Three months after she had quit smoking, she began to cough up blood. She went to her doctor immediately and after a series of tests and ruling out tuberculosis she was diagnosed with Stage IV lung cancer. The cancer had grown to 12 centimeters in size and Aguon was immediately placed in the strongest chemotherapy treatment.
After losing her first husband to lung cancer, Aguon was afraid she would have to put her children through the same painful ordeal.
The treatment and quitting smoking saved her life. “Others are not so lucky,” Aguon said. Aguon’s second husband, Roy also a former smoker, suffered a heart attack attributed to smoking. Now the couple is smoke free 9 years later, but not until after suffering the terrible hardship of battling cancer.

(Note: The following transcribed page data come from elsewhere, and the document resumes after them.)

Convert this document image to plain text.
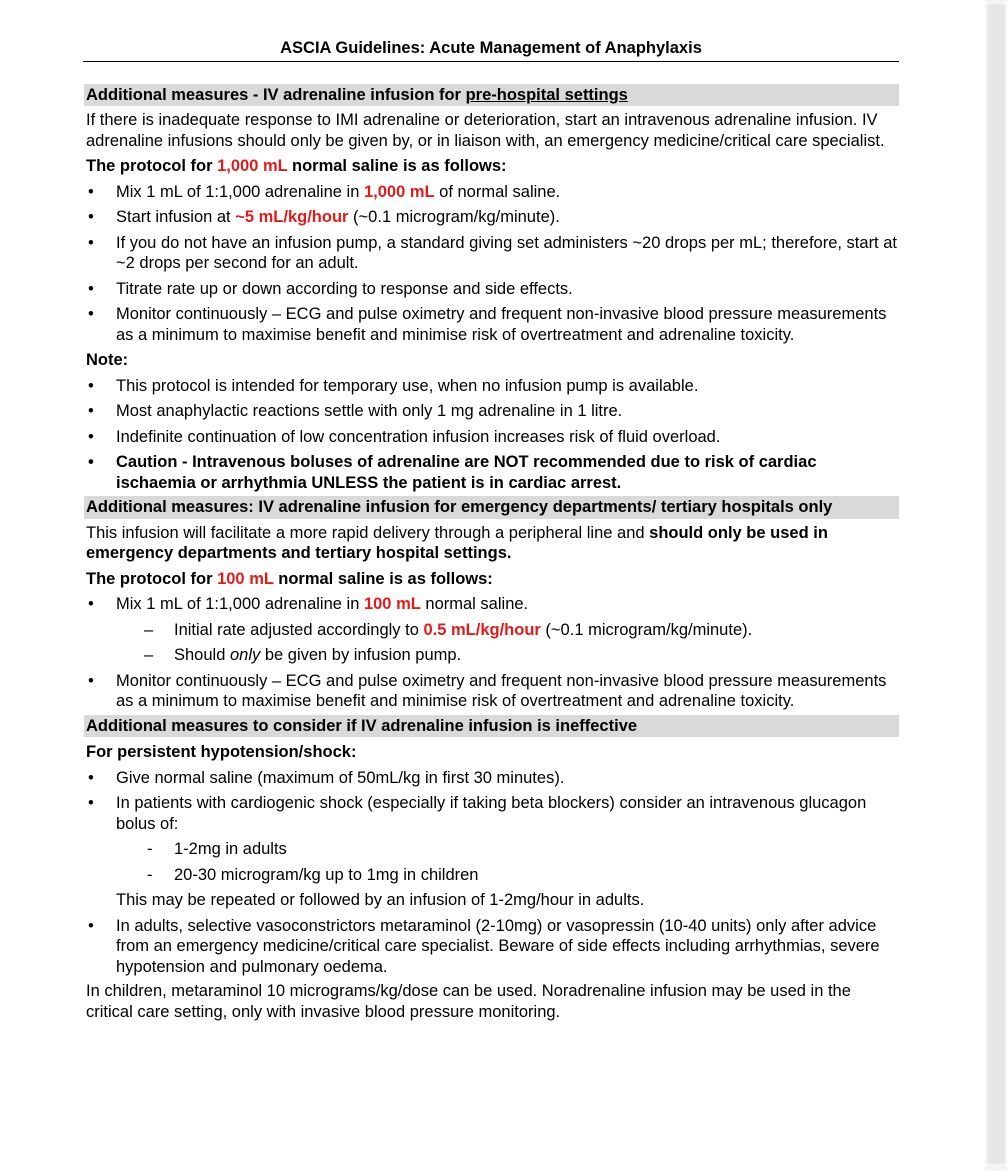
ASCIA Guidelines: Acute Management of Anaphylaxis
Additional measures - IV adrenaline infusion for pre-hospital settings
If there is inadequate response to IMI adrenaline or deterioration, start an intravenous adrenaline infusion. IV adrenaline infusions should only be given by, or in liaison with, an emergency medicine/critical care specialist.
The protocol for 1,000 mL normal saline is as follows:
• Mix 1 mL of 1:1,000 adrenaline in 1,000 mL of normal saline.
• Start infusion at ~5 mL/kg/hour (~0.1 microgram/kg/minute).
• If you do not have an infusion pump, a standard giving set administers ~20 drops per mL; therefore, start at ~2 drops per second for an adult.
• Titrate rate up or down according to response and side effects.
• Monitor continuously – ECG and pulse oximetry and frequent non-invasive blood pressure measurements as a minimum to maximise benefit and minimise risk of overtreatment and adrenaline toxicity.
Note:
• This protocol is intended for temporary use, when no infusion pump is available.
• Most anaphylactic reactions settle with only 1 mg adrenaline in 1 litre.
• Indefinite continuation of low concentration infusion increases risk of fluid overload.
• Caution - Intravenous boluses of adrenaline are NOT recommended due to risk of cardiac ischaemia or arrhythmia UNLESS the patient is in cardiac arrest.
Additional measures: IV adrenaline infusion for emergency departments/ tertiary hospitals only
This infusion will facilitate a more rapid delivery through a peripheral line and should only be used in emergency departments and tertiary hospital settings.
The protocol for 100 mL normal saline is as follows:
• Mix 1 mL of 1:1,000 adrenaline in 100 mL normal saline.
– Initial rate adjusted accordingly to 0.5 mL/kg/hour (~0.1 microgram/kg/minute).
– Should only be given by infusion pump.
• Monitor continuously – ECG and pulse oximetry and frequent non-invasive blood pressure measurements as a minimum to maximise benefit and minimise risk of overtreatment and adrenaline toxicity.
Additional measures to consider if IV adrenaline infusion is ineffective
For persistent hypotension/shock:
• Give normal saline (maximum of 50mL/kg in first 30 minutes).
• In patients with cardiogenic shock (especially if taking beta blockers) consider an intravenous glucagon bolus of:
- 1-2mg in adults
- 20-30 microgram/kg up to 1mg in children
This may be repeated or followed by an infusion of 1-2mg/hour in adults.
• In adults, selective vasoconstrictors metaraminol (2-10mg) or vasopressin (10-40 units) only after advice from an emergency medicine/critical care specialist. Beware of side effects including arrhythmias, severe hypotension and pulmonary oedema.
In children, metaraminol 10 micrograms/kg/dose can be used. Noradrenaline infusion may be used in the critical care setting, only with invasive blood pressure monitoring.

Because her cancer was preventable, Aguon wholeheartedly supports Bill 150 and the proposed amendments to the bill. “With the raised taxes, at least people will think twice about buying cigarettes and a portion of the taxes will go to cancer treatment and to educating people to help them quit,” Aguon said. “The young people at least won’t be able to afford cigarettes so easily and may not develop the habit.”
Aguon was able to win her fight against cancer but insists that Guam’s senators pass the bill immediately without the need for referendum. In her written testimony for Bill 150’s public hearing, Aguon states, “We have entrusted you with making these tough and sometimes unpopular decisions and we hope that you will do the right thing.”